Выбрать главу

Сознание возвращается. Маркевич глотает холодный воздух. Немец поднялся с земли, он снова стоит рядом. Маркевич бьет немца кулаком в живот, в грудь, натыкается на что-то твердое, дергает какой-то железный предмет с острыми краями, поранив пальцы, срывает его и с размаху, как кастетом, бьет в висок наклонившегося над ним немца.

Немец тяжело валится на землю. У Маркевича гудит голова, шатаясь, он идет назад, к голосам, к свету.

— Дай огня, дай огня! — кричит кто-то.

Маркевичу почему-то кажется, что речь идет о куреве. Он шагает, мотая головой, как оглушенный. В десяти местах сразу вспыхивает веселое желтенькое пламя.

— Пан подпоручик! — Маркевича нагоняют два солдата. — А мы уже думали…

Цебуля первый замечает, что вид у подпоручика необычный, глаза блуждают, в кулаке он судорожно сжимает какой-то предмет. Маркевич, как послушный ребенок, протягивает руку, распрямляет затекшие пальцы. Горят машины, и при свете яркого пламени видны черный, зловещий крест на ладони Маркевича и кровь.

29

Несколько дней продолжалось это странное, замедленное, как во сне, шествие из-под Ловича. Толпы беженцев, толпы солдат, все более похожих на беженцев. Налеты и еще более неприятные, чем налеты, приступы паники, швыряющие вправо, влево, назад эту массу людей, медленно продвигающихся на восток.

В один из этих дней Вальчак вместе с многотысячной толпой прошел от Сохачева почти до Блони, а ночью, подхваченный волной бегущих, вернулся под Сохачев. Распространился слух, будто немецкие танки совсем рядом. Действительно, пока они бежали, их преследовал отдаленный рев моторов, доносившийся откуда-то с юга и сзади.

А теперь Вальчак лежит в кювете, заслоненный полуметровой насыпью. До Варшавы осталось немногим больше десяти километров — рукой подать. Чуть приподняв голову, он видит грязную, черноватую тучу дыма. Варшава горит, значит, обороняется. Она жива, если борется. До Варшавы два часа пути: несколько деревень, несколько пригородных поселков, рощи и один этот немецкий пулемет в трехстах метрах отсюда, в развалинах кирпичного дома, как в бетонированном гнезде.

Неужели нет другой дороги? Он оглядывается. Лес, которым они шли с рассвета, кончился в полукилометре отсюда. В лесу было спокойно. Солдаты хвастали небывалой победой, которую они одержали минувшей ночью: вырезали целую гитлеровскую часть, сожгли больше десятка танков, грузовики, орудия.
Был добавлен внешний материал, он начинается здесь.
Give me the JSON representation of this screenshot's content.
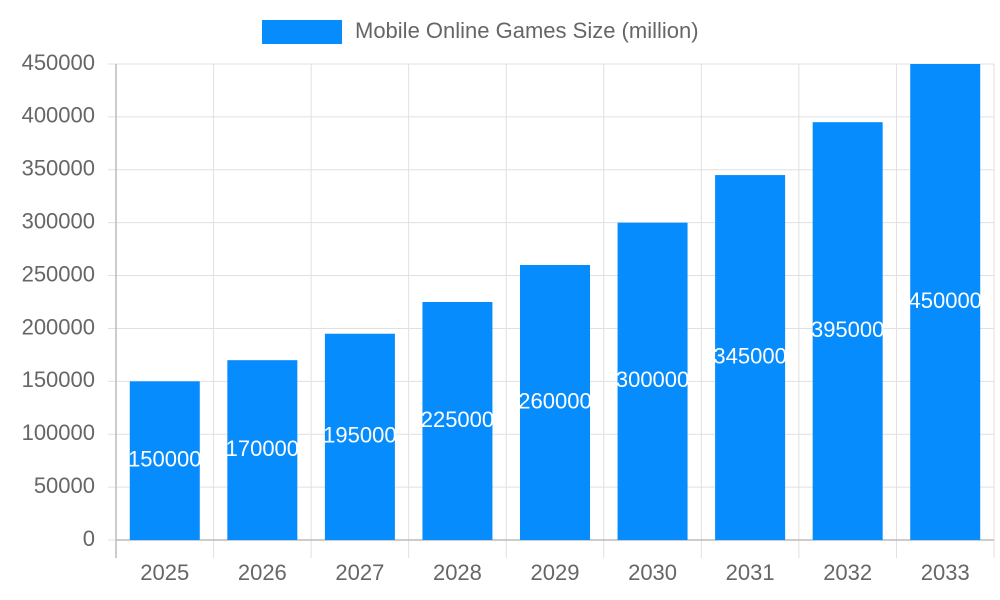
{
  "chart_data": {
    "type": "bar",
    "categories": [
      "2025",
      "2026",
      "2027",
      "2028",
      "2029",
      "2030",
      "2031",
      "2032",
      "2033"
    ],
    "series": [
      {
        "name": "Mobile Online Games Size (million)",
        "color": "#078cfd",
        "values": [
          150000,
          170000,
          195000,
          225000,
          260000,
          300000,
          345000,
          395000,
          450000
        ]
      }
    ],
    "ylim": [
      0,
      450000
    ],
    "yticks": [
      0,
      50000,
      100000,
      150000,
      200000,
      250000,
      300000,
      350000,
      400000,
      450000
    ],
    "grid": true,
    "legend": "top",
    "data_labels": true
  }
}
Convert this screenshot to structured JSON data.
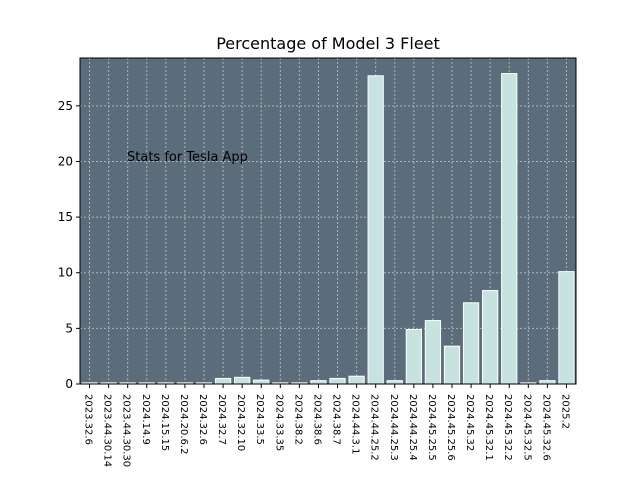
{
  "chart_data": {
    "type": "bar",
    "title": "Percentage of Model 3 Fleet",
    "xlabel": "",
    "ylabel": "",
    "annotation": "Stats for Tesla App",
    "categories": [
      "2023.32.6",
      "2023.44.30.14",
      "2023.44.30.30",
      "2024.14.9",
      "2024.15.15",
      "2024.20.6.2",
      "2024.32.6",
      "2024.32.7",
      "2024.32.10",
      "2024.33.5",
      "2024.33.35",
      "2024.38.2",
      "2024.38.6",
      "2024.38.7",
      "2024.44.3.1",
      "2024.44.25.2",
      "2024.44.25.3",
      "2024.44.25.4",
      "2024.45.25.5",
      "2024.45.25.6",
      "2024.45.32",
      "2024.45.32.1",
      "2024.45.32.2",
      "2024.45.32.5",
      "2024.45.32.6",
      "2025.2"
    ],
    "values": [
      0.1,
      0.1,
      0.1,
      0.1,
      0.1,
      0.1,
      0.1,
      0.5,
      0.6,
      0.35,
      0.1,
      0.1,
      0.3,
      0.5,
      0.7,
      27.7,
      0.3,
      4.9,
      5.7,
      3.4,
      7.3,
      8.4,
      27.9,
      0.1,
      0.3,
      10.1
    ],
    "ylim": [
      0,
      29.3
    ],
    "yticks": [
      0,
      5,
      10,
      15,
      20,
      25
    ],
    "grid": true,
    "colors": {
      "plot_background": "#5b6d7a",
      "bar_fill": "#c6e3e0",
      "bar_edge": "#ffffff",
      "grid": "#a9b5bd"
    }
  }
}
Но утром, когда они вышли на открытое пространство, этот один-единственный пулемет прижал их к земле, не дает двинуться.

Быть может, дальше, к северу, берегом Вислы им удалось бы протиснуться, проскользнуть. Но до Вислы еще километров десять, два часа пути. А впрочем, можно ли быть уверенным, что там нет немцев? И еще, позади не только несколько десятков солдат, позади части, которым удалось вырваться из ловушки на Бзуре. Они не смогут протиснуться по узенькой полоске берега. И самое главное — времени нет. С каждым часом между ними и Варшавой немцев будет все больше.

Значит, нет другого пути — только подавить этот пулемет. Должно быть, так думают и офицеры, затерявшиеся в солдатской массе, недаром начиная с рассвета они предпринимали несколько неудачных атак. Вальчак добежал, дополз до дороги, когда одна из очередных атак захлебнулась. Еще с полчаса пронзительно кричал солдат, которого у самой дороги ранило в позвоночник; солдата перетащили на эту сторону насыпи, он лежал на спине и всматривался в равнодушное небо невидящими от боли глазами. Теперь, к его счастью, он уже умер.

Крик солдата, наверно, еще не отзвучал в ушах его товарищей, залегших у насыпи. Офицер с рыжеватыми бровями и надутым красным лицом — оно кажется Вальчаку знакомым — ругает их, грозит. Они лежат, притворяются, будто не слышат. Двое возле Вальчака переговариваются:

— Дураков нет! Пусть сам попробует, коли такой умный!

А кругом, если не считать этого, спокойствие. Белые развалины молчат. Можно даже поднять голову, приглядеться. Два деревца, уже пожелтевшие. Рядом третье — оно треснуло. Окошко полуподвала, наверно, оттуда бьет пулемет. Можно даже встать: на одного человека немец небось пожалеет пуль. Стоя лучше видишь — и не только развалины. Кочка, заросшая травой, в двухстах метрах влево кусты. И там что-то шевелится. Они подтягивают силы. Важен каждый час, важна каждая минута; каждая следующая атака будет все более кровавой, все более трудной.